(1) To validate a previously reported risk index for predicting total serum bilirubin (TSB) levels of 25 mg/dL (428 μmol/L) or higher; (2) to combine a subset of this index with TSB levels measured at less than 48 hours to predict subsequent TSB levels of 20 mg/dL (342 μmol/L) or higher.
Nested case-control study using electronic and paper records (study 1). Retrospective cohort study using electronic records only (study 2).
Northern California Kaiser Permanente hospitals.
Subjects for both studies were newborns weighing 2000 g or more and of 36 weeks’ or more gestation. The validation study included 67 cases born 1997-1998 who developed TSB levels of 25 mg/dL or higher at less than 30 days and 208 randomly selected control subjects. Subjects for study 2 were 5706 newborns who both were discharged from the hospital and had a TSB level measured at less than 48 hours.

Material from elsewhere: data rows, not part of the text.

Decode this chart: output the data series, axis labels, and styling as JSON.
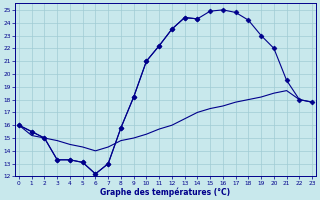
{
  "background_color": "#c8e8ec",
  "grid_color": "#a0ccd4",
  "line_color": "#00008b",
  "xlim": [
    -0.3,
    23.3
  ],
  "ylim": [
    12,
    25.5
  ],
  "ytick_vals": [
    12,
    13,
    14,
    15,
    16,
    17,
    18,
    19,
    20,
    21,
    22,
    23,
    24,
    25
  ],
  "xtick_vals": [
    0,
    1,
    2,
    3,
    4,
    5,
    6,
    7,
    8,
    9,
    10,
    11,
    12,
    13,
    14,
    15,
    16,
    17,
    18,
    19,
    20,
    21,
    22,
    23
  ],
  "xlabel": "Graphe des températures (°C)",
  "curve_upper_x": [
    0,
    1,
    2,
    3,
    4,
    5,
    6,
    7,
    8,
    9,
    10,
    11,
    12,
    13,
    14,
    15,
    16,
    17,
    18,
    19,
    20,
    21,
    22,
    23
  ],
  "curve_upper_y": [
    16.0,
    15.5,
    15.0,
    13.3,
    13.3,
    13.1,
    12.2,
    13.0,
    15.8,
    18.2,
    21.0,
    22.2,
    23.5,
    24.4,
    24.3,
    24.9,
    25.0,
    24.8,
    24.2,
    23.0,
    22.0,
    19.5,
    18.0,
    17.8
  ],
  "curve_mid_x": [
    0,
    1,
    2,
    3,
    4,
    5,
    6,
    7,
    8,
    9,
    10,
    11,
    12,
    13,
    14,
    15,
    16,
    17,
    18,
    19,
    20,
    21,
    22,
    23
  ],
  "curve_mid_y": [
    16.0,
    15.5,
    15.0,
    13.3,
    13.3,
    13.1,
    12.2,
    13.0,
    15.8,
    18.2,
    21.0,
    22.2,
    23.5,
    24.4,
    24.3,
    null,
    null,
    null,
    null,
    null,
    null,
    null,
    null,
    null
  ],
  "curve_lower_x": [
    0,
    1,
    2,
    3,
    4,
    5,
    6,
    7,
    8,
    9,
    10,
    11,
    12,
    13,
    14,
    15,
    16,
    17,
    18,
    19,
    20,
    21,
    22,
    23
  ],
  "curve_lower_y": [
    16.0,
    15.2,
    15.0,
    14.8,
    14.5,
    14.3,
    14.0,
    14.3,
    14.8,
    15.0,
    15.3,
    15.7,
    16.0,
    16.5,
    17.0,
    17.3,
    17.5,
    17.8,
    18.0,
    18.2,
    18.5,
    18.7,
    18.0,
    17.8
  ],
  "marker_style": "D",
  "marker_size": 2.5
}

The risk index performed similarly in the validation group, born in 1997-1998, and the derivation group, born in 1995-1996 (area under the receiver operating characteristic curve = 0.83 vs 0.84). Of the 5706 newborns with TSB levels measured before 48 hours, 270 (4.7%) developed a TSB level of 20 mg/dL or higher. Of these, 254 (94%) had a TSB level at the 75th percentile or higher at less than 48 hours. The risk index improved prediction over the TSB level alone, largely owing to the effect of gestational age. For example, for those with a TSB level at the 95th percentile or higher at less than 48 hours, the risk increased from 9% for newborns born at 40 weeks’ or more gestation to 42% for those born at 36 weeks.
Clinical risk factors significantly improve prediction of subsequent hyperbilirubinemia compared with early TSB levels alone, especially in those with early TSB levels above the 75th percentile.